U.S. stock futures maintained losses after jobless claims and orders for durable goods increased as investors searched the data for clues on when the Federal Reserve may reduce its bond-buying program.
Futures on the S&P 500 expiring in September lost 0.4 percent to 1,677.5 at 8:37 a.m. in New York. The equity benchmark completed its first two-day drop in a month yesterday.
Bookings for goods meant to last at least three years increased 4.2 percent after a revised 5.2 percent gain in May that was bigger than initially reported, the Commerce Department said today in Washington. The median forecast of 79 economists surveyed by Bloomberg called for a 1.4 percent advance. Unfilled orders for big-ticket goods rose the most since December 2007.
Jobless claims rose by 7,000 to 343,000 in the week ended July 20 from a revised 336,000 the prior period, Labor Department figures showed today in Washington.

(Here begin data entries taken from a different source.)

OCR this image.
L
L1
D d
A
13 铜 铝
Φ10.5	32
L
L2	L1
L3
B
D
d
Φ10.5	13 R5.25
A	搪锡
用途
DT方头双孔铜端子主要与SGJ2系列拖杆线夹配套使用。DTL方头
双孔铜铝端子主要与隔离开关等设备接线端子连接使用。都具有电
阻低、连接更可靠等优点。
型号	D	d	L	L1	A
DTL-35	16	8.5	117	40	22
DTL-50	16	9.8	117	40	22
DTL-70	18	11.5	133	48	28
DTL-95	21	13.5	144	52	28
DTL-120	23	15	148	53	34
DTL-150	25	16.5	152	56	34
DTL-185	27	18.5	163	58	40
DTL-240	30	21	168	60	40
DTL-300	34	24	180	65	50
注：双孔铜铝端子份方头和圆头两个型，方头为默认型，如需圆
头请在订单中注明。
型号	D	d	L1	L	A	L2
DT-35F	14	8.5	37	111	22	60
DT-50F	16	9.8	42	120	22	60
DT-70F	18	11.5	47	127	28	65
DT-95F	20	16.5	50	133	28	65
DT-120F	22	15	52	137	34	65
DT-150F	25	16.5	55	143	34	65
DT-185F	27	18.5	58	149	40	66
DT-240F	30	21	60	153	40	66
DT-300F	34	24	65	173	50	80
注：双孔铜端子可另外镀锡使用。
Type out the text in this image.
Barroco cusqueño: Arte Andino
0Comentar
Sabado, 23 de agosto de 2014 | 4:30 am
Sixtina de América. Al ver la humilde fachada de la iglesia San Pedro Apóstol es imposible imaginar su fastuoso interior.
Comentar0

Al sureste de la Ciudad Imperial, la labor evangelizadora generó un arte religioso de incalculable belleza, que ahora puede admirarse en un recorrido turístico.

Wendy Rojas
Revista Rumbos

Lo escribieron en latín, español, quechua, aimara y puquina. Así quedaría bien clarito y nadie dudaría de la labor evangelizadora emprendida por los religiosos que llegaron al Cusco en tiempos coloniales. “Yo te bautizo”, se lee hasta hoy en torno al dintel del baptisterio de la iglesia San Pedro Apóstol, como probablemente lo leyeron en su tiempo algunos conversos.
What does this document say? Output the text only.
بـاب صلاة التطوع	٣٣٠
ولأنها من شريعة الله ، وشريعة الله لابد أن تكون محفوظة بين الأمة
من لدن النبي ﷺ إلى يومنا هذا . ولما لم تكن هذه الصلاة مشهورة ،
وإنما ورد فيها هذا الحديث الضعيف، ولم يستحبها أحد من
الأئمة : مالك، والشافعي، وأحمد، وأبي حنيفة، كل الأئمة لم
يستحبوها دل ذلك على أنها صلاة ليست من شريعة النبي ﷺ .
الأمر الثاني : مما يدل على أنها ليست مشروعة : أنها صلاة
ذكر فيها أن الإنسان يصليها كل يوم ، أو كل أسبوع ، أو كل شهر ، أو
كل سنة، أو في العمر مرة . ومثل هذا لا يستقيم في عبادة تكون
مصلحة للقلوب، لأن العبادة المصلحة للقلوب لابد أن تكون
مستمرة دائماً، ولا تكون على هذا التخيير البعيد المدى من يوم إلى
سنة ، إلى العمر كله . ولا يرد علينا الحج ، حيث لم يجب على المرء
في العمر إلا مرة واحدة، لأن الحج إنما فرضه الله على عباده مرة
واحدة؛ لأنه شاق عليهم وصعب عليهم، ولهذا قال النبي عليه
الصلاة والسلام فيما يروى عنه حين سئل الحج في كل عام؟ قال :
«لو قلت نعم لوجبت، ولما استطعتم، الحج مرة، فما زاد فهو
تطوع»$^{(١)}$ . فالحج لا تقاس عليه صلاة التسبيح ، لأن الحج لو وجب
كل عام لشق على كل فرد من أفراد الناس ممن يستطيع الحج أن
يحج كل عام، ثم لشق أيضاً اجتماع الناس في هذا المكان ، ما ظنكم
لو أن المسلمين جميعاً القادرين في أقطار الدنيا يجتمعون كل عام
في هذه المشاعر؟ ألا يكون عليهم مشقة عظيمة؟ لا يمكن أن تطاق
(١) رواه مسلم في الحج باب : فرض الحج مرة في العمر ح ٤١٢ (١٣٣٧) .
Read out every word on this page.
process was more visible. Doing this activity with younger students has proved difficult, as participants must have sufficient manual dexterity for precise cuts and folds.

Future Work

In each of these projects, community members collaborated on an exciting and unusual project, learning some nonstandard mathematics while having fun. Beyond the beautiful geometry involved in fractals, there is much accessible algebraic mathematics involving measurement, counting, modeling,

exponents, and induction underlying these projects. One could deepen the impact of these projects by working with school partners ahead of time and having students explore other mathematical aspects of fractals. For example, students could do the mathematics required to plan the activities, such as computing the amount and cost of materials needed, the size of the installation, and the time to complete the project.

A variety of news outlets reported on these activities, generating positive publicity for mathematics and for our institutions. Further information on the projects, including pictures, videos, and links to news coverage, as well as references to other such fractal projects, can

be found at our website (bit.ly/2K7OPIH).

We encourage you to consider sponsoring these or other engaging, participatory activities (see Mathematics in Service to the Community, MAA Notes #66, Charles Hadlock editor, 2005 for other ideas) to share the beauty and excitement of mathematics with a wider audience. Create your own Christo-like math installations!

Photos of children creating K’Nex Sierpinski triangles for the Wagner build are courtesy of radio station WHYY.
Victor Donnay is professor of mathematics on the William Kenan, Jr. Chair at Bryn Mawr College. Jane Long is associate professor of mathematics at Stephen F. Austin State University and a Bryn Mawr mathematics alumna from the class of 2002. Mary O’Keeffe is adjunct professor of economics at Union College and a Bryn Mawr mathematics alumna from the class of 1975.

The median forecast of 49 economists surveyed by Bloomberg projected 340,000. The retooling at carmakers and school closings typical during this time of year continued to influence the figures last week, a spokesman said as the data were released.
The S&P 500 declined the most in a month yesterday as investors weighed global manufacturing reports and corporate earnings for signs on when the Fed may scale back its asset purchases. Support from central banks and better-than-estimated corporate earnings have driven the S&P 500 up as much as 151 percent from its March 2009 low.
The Fed has said economic data will determine the timing and pace of any reduction in its $85 billion in monthly bond-buying.